Practical Recommendations for Windows Users

Disable AI browser assistants before visiting any medical, banking, tax, or education portals.
Use a second browser profile or a dedicated “research” browser for any assistant workflows; keep your primary profile minimal and extension‑free.
Check extension permissions and audit background processes; remove assistants that require “read all data” permission unless you explicitly consent to the trade‑off.
Prefer vendors that offer explicit per‑site consent or local‑model options. Perplexity showed the least evidence of profiling behavior in this audit, but vendors change quickly; prioritize architectural guarantees (local inference, per‑site consent) over vendor reputations alone.
For enterprise IT: implement extension whitelisting, monitor outbound traffic from extension subprocesses, and include generative‑AI assistants in threat modelling and incident response plans.

The Road Ahead: Regulation, Transparency, and Engineering

This audit should be a clarifying moment for the industry.

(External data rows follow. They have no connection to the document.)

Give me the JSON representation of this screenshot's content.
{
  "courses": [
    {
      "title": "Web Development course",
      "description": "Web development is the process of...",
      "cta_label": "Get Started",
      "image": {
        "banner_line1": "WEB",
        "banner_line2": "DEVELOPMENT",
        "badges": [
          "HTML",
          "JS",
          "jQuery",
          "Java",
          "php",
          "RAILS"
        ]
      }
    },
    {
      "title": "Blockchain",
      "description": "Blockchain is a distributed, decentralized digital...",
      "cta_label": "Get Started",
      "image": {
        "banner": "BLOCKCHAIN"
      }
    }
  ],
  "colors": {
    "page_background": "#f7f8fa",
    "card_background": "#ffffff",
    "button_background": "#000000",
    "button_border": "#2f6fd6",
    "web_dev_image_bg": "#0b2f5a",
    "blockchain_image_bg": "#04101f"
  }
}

The convenience of integrated, context‑aware AI is real and compelling, but the deployment model must change if the technology is to scale without undermining user privacy and legal obligations. Regulators in the EU, UK, and U.S. are increasingly scrutinizing AI systems and data processing practices. The researchers explicitly call for regulatory oversight and stronger vendor accountability; mainstream coverage and security research have amplified that call. Policymakers and platform owners should require clearer disclosures, enforceable consent mechanisms, and technical controls that minimize the data surface sent to third parties.

From an engineering perspective, the priorities are straightforward: shift sensitive processing to the client where possible, adopt machine‑readable, user‑facing consent flows, decouple analytics pipelines from raw prompt and content flows, and provide programmatic data‑deletion endpoints and audit logs for users to exercise their rights.

Generative‑AI browser assistants deliver real productivity value, but the current dominant architectures create a predictable and preventable privacy problem: assistants routinely have the technical ability to see everything a user does in a tab, and many suppliers forward that content—sometimes including form inputs from authenticated pages—to remote servers and analytics pipelines. For Windows users and administrators, the responsible posture is immediate and precautionary: audit and limit extension use, treat assistants as potentially privileged software with the same operational scrutiny as any connector or enterprise bot, and press vendors for transparent, privacy‑first designs. Privacy‑by‑design, visible consent, and independent audits are no longer optional if users’ medical, financial, and educational data are to remain private in the age of in‑browser AI.